Le 13 juillet, Marat fut assassiné par Charlotte Corday, une jeune royaliste de Normandie. On la guillotina le 17. Tout le monde a entendu parler de Charlotte Corday, mais qui la connaît vraiment ? En deux cents ans, elle a inspiré une bibliographie considérable : plus de soixante-dix biographies et pièces de théâtre, mais elle apparaît aussi dans des milliers de textes littéraires, de Chénier à Drieu la Rochelle en passant par Dumas et Lamartine. Un seul clic sur Internet montre qu'elle fait aujourd'hui partie d'une mémoire mondialisée : aux Etats-Unis, en Angleterre et en Allemagne, elle est - comme Marie-Antoinette - peut-être encore plus célèbre qu'en France.

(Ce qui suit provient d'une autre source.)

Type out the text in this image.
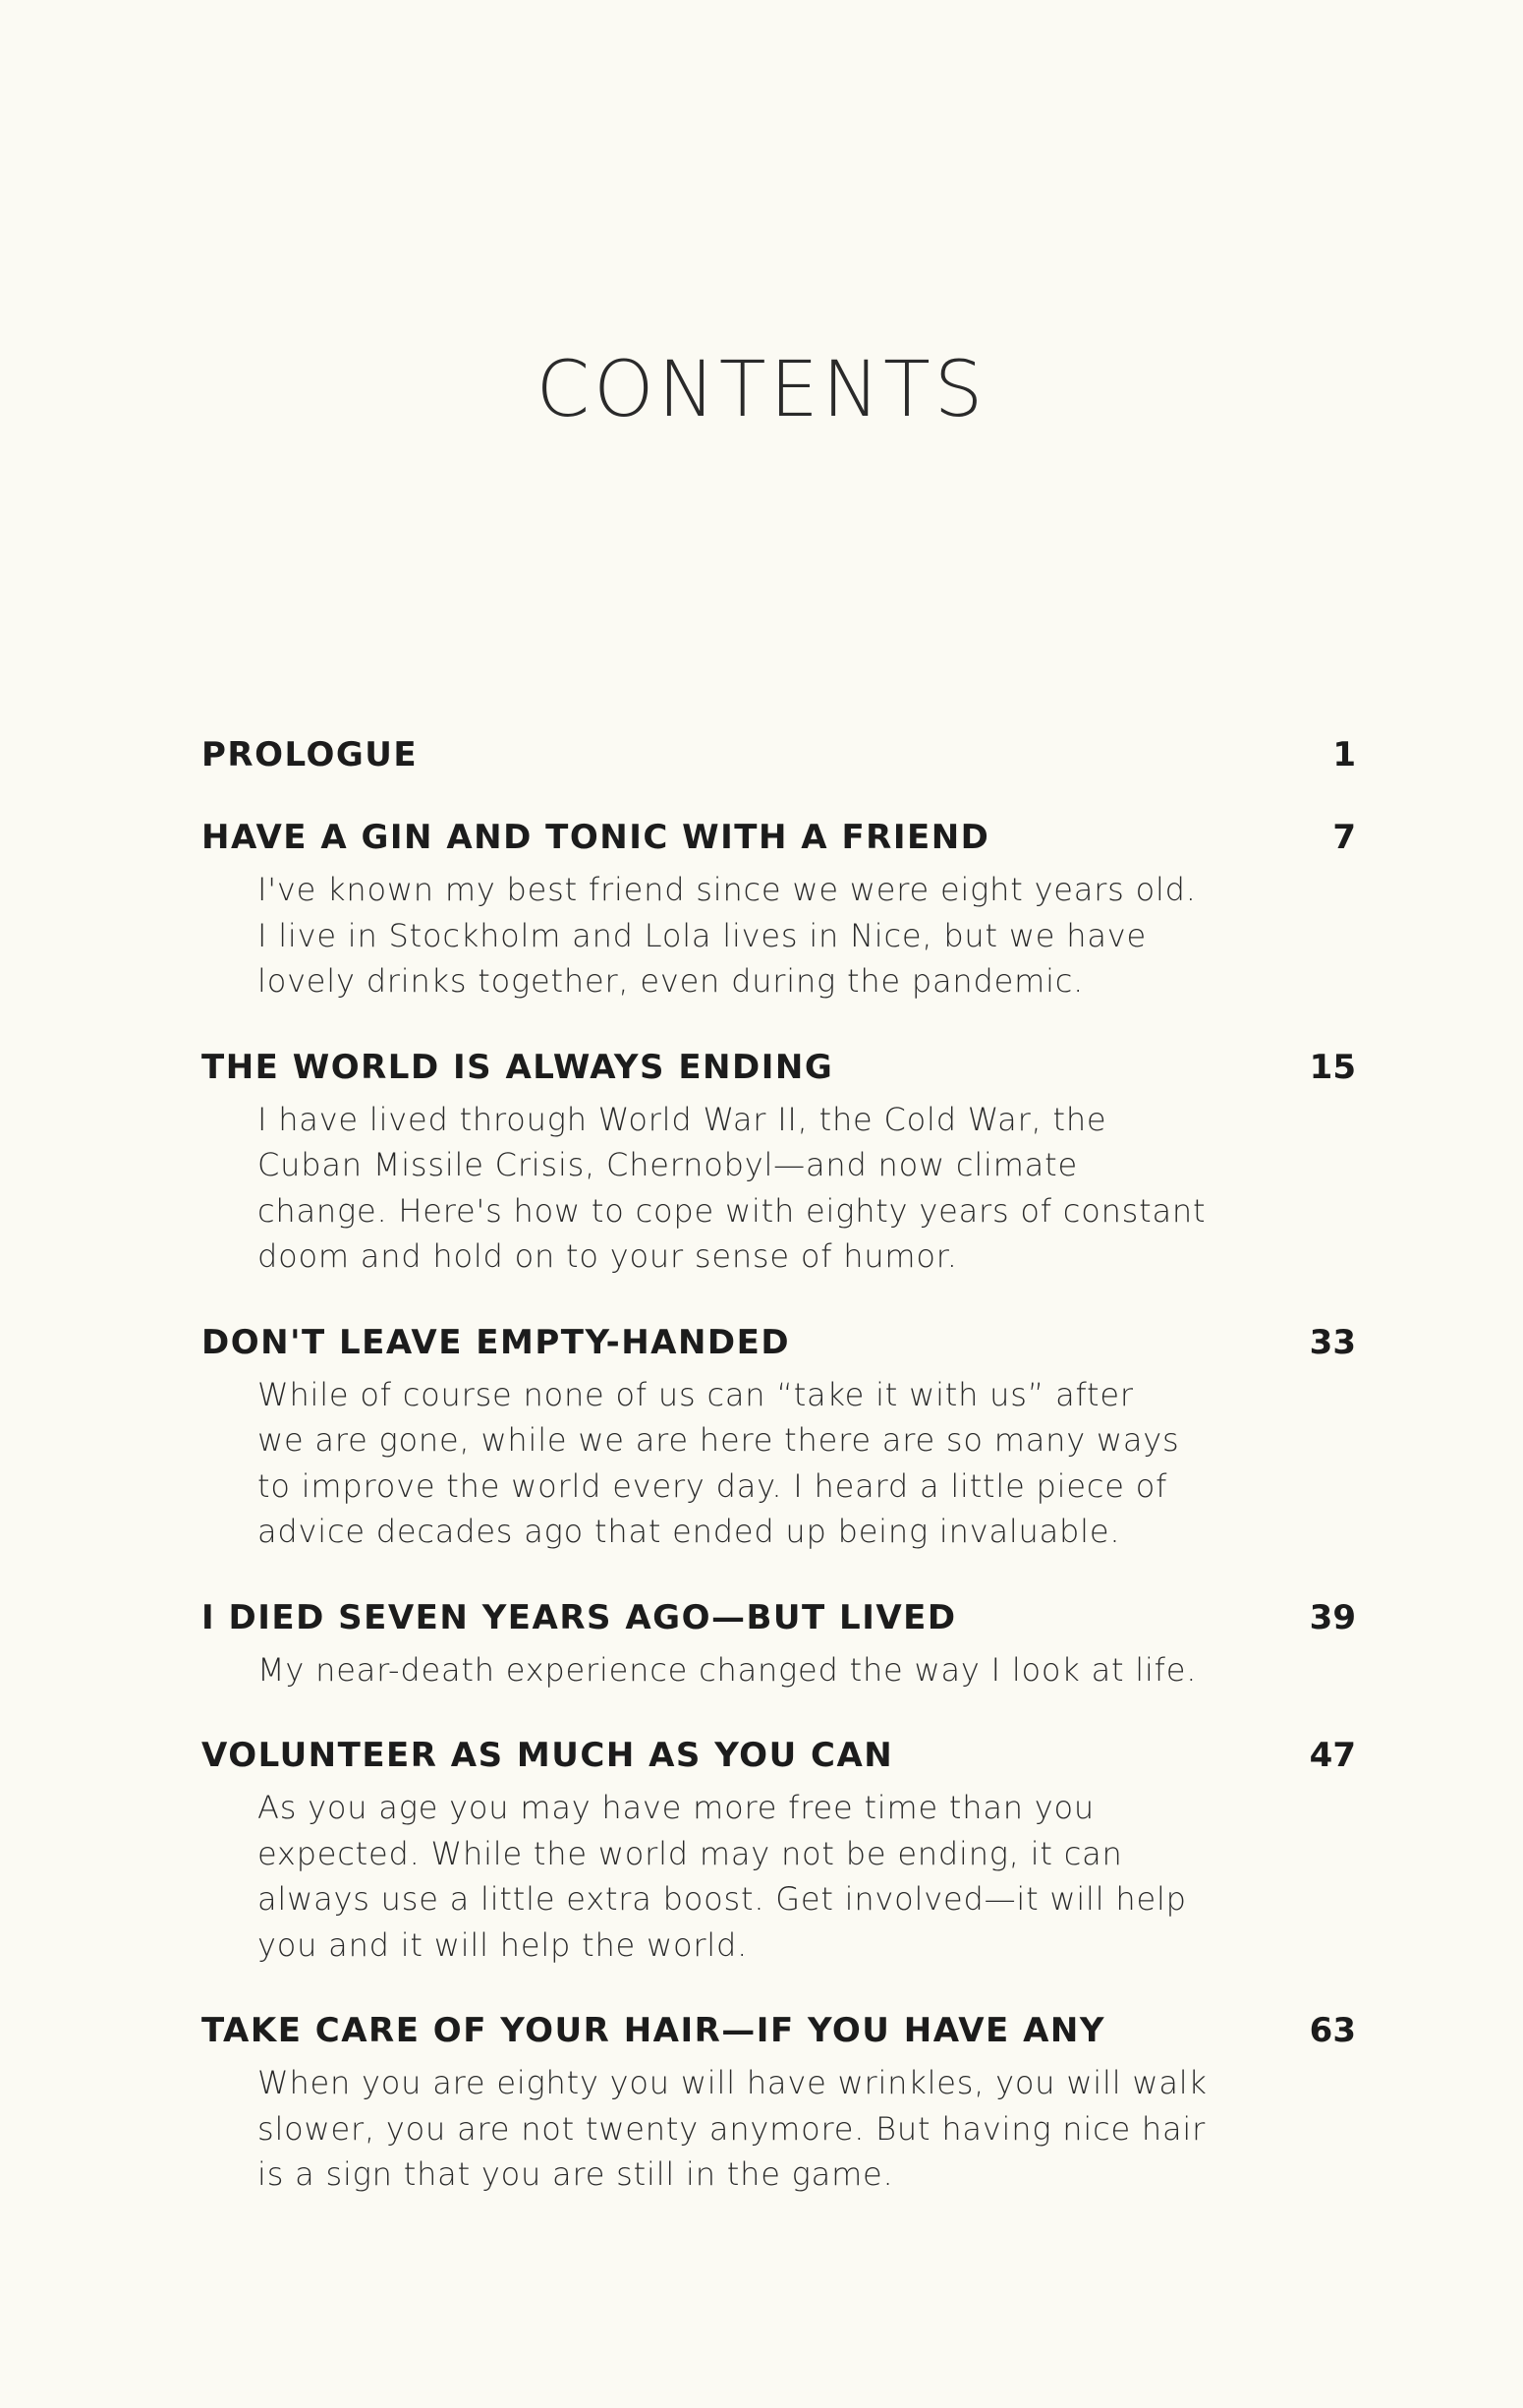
CONTENTS
PROLOGUE	1
HAVE A GIN AND TONIC WITH A FRIEND	7
I've known my best friend since we were eight years old.
I live in Stockholm and Lola lives in Nice, but we have
lovely drinks together, even during the pandemic.
THE WORLD IS ALWAYS ENDING	15
I have lived through World War II, the Cold War, the
Cuban Missile Crisis, Chernobyl—and now climate
change. Here's how to cope with eighty years of constant
doom and hold on to your sense of humor.
DON'T LEAVE EMPTY-HANDED	33
While of course none of us can “take it with us” after
we are gone, while we are here there are so many ways
to improve the world every day. I heard a little piece of
advice decades ago that ended up being invaluable.
I DIED SEVEN YEARS AGO—BUT LIVED	39
My near-death experience changed the way I look at life.
VOLUNTEER AS MUCH AS YOU CAN	47
As you age you may have more free time than you
expected. While the world may not be ending, it can
always use a little extra boost. Get involved—it will help
you and it will help the world.
TAKE CARE OF YOUR HAIR—IF YOU HAVE ANY	63
When you are eighty you will have wrinkles, you will walk
slower, you are not twenty anymore. But having nice hair
is a sign that you are still in the game.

Marie-Anne Charlotte de Corday d'Armont est issue de la vieille noblesse normande, et avant 1789, c'est encore un prestige social ; son père peut donc prétendre à placer ses deux filles dans la Maison royale de Saint-Cyr en 1776, avec le soutien indirect du duc d'Orléans. la famille jouit de solides protections et fréquente la bonne noblesse, sans pour autant avoir les moyens d'assumer les frais d'une véritable mondanité. On peut voir Charlotte Corday comme une déclassée ayant essayé de tirer parti d'évènements exceptionnels pour gravir rapidement l'échelle sociale. les d'Armont conservent dans leur comportement la mémoire de leur lignage, ce qui expliquerait en partie chez Charlotte Corday l'intrépidité inspirée par toute une culture du duel : le projet initial, qui consistait à tuer Marat en pleine Convention, s'inspirait de précédents historiques aussi illustres que l'assassinat devant le Sénat de César par Brutus. Jusqu'au bout, le goût de Corday pour le sublime coexiste avec une éthique nobiliaire fondée sur l'honneur. En citant son aïeul Thomas Corneille, elle rassure ainsi son père : "C'est le crime qui fait la honte, et non pas l'échafaud."
Longtemps les généalogistes se sont disputés pour savoir si Charlotte Corday était bien une descendante de l'écrivain Pierre Corneille. Le fait est aujourd'hui établi : Charlotte Corday est son arrière-petite-nièce. Ce détail était primordial au XIXe siècle pour qui voulait prouver que Charlotte Corday était nécessairement vouée au tragique. A cette époque, caractérisée par les découvertes sur l'évolution des espèces, la généalogie était bien souvent un moyen de prouver la dégénérescence ou le génie des individus.